First, prepare the well-fermented kimchi, which is the star of this pancake. Gently shake out some of the excess kimchi juice, then finely chop the kimchi into small pieces. Thinly slice the onion as well. Having your ingredients prepped beforehand will make the cooking process much smoother.

Step 2

Now, let’s make the batter, which is crucial for a perfect kimchi pancake. In a large bowl, combine the pancake mix and all-purpose flour in a 1:1 ratio. Gradually add 1 cup of cold water while mixing with a whisk or chopsticks until smooth and no lumps remain. The batter should be slightly thin, but will thicken when the kimchi and onion are added.

Step 3

Add the chopped kimchi and sliced onions to the batter. To balance the flavors, add a pinch of coarse salt for seasoning and 1 teaspoon of sugar to add a subtle sweetness. Mix everything thoroughly until well combined to create the pancake batter.

Step 4

Heat a generous amount of cooking oil in a frying pan over medium-low heat. Ladle about half a cup of the batter onto the hot pan and spread it thinly into a round shape. Cook slowly until the edges turn golden brown and crispy. Then, carefully flip the pancake and cook the other side until it’s also golden and crispy.

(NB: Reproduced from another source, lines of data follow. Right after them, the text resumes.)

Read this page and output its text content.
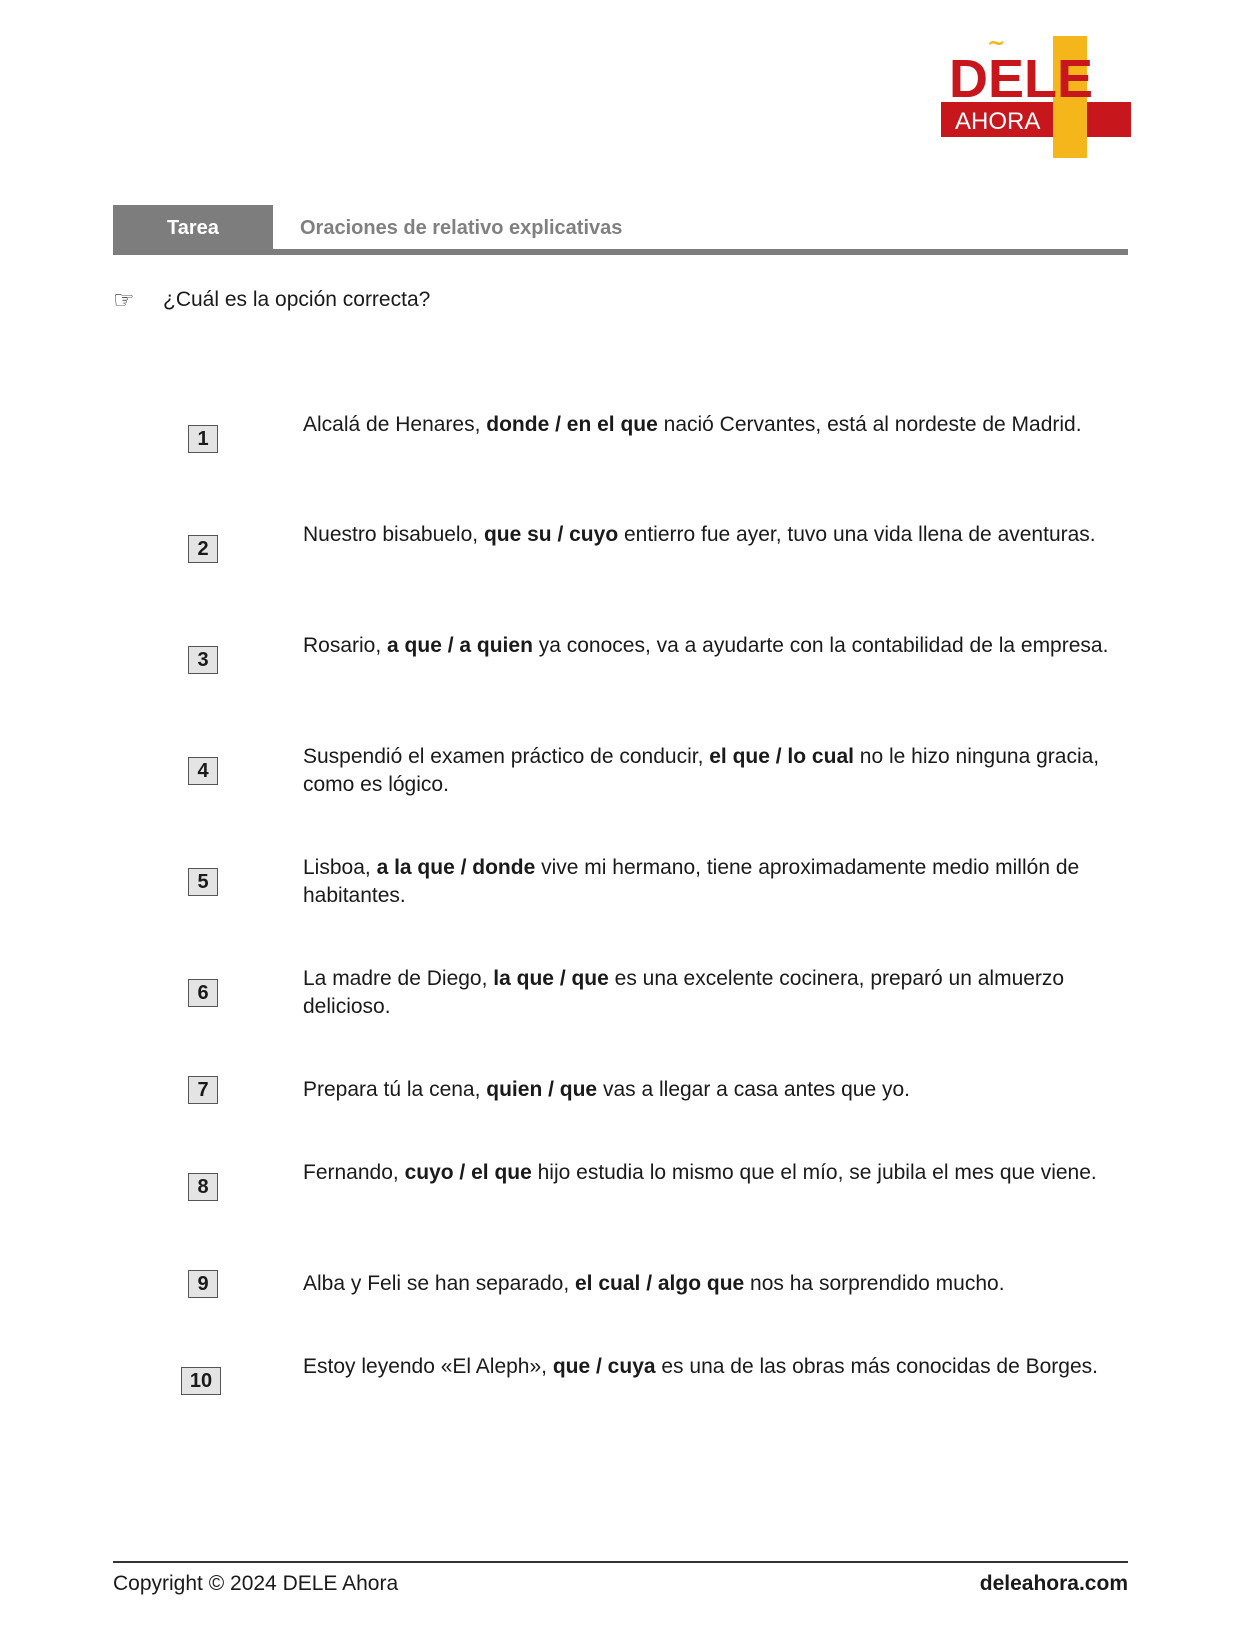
DELE
~
AHORA
Tarea	Oraciones de relativo explicativas
☞	¿Cuál es la opción correcta?
1
Alcalá de Henares, donde / en el que nació Cervantes, está al nordeste de Madrid.
2
Nuestro bisabuelo, que su / cuyo entierro fue ayer, tuvo una vida llena de aventuras.
3
Rosario, a que / a quien ya conoces, va a ayudarte con la contabilidad de la empresa.
4
Suspendió el examen práctico de conducir, el que / lo cual no le hizo ninguna gracia, como es lógico.
5
Lisboa, a la que / donde vive mi hermano, tiene aproximadamente medio millón de habitantes.
6
La madre de Diego, la que / que es una excelente cocinera, preparó un almuerzo delicioso.
7	Prepara tú la cena, quien / que vas a llegar a casa antes que yo.
8
Fernando, cuyo / el que hijo estudia lo mismo que el mío, se jubila el mes que viene.
9	Alba y Feli se han separado, el cual / algo que nos ha sorprendido mucho.
10
Estoy leyendo «El Aleph», que / cuya es una de las obras más conocidas de Borges.
Copyright © 2024 DELE Ahora	deleahora.com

It’s important to cook it thoroughly until both sides are nicely browned and the edges are extra crisp.

Step 5

Once both sides are a beautiful golden brown and the pancake feels wonderfully crispy to the touch, it’s ready! Serve immediately while hot to enjoy the ultimate crispy exterior and the moist, flavorful interior. This kimchi pancake is perfect as a snack, a late-night meal, or a delicious appetizer to enjoy with a glass of makgeolli!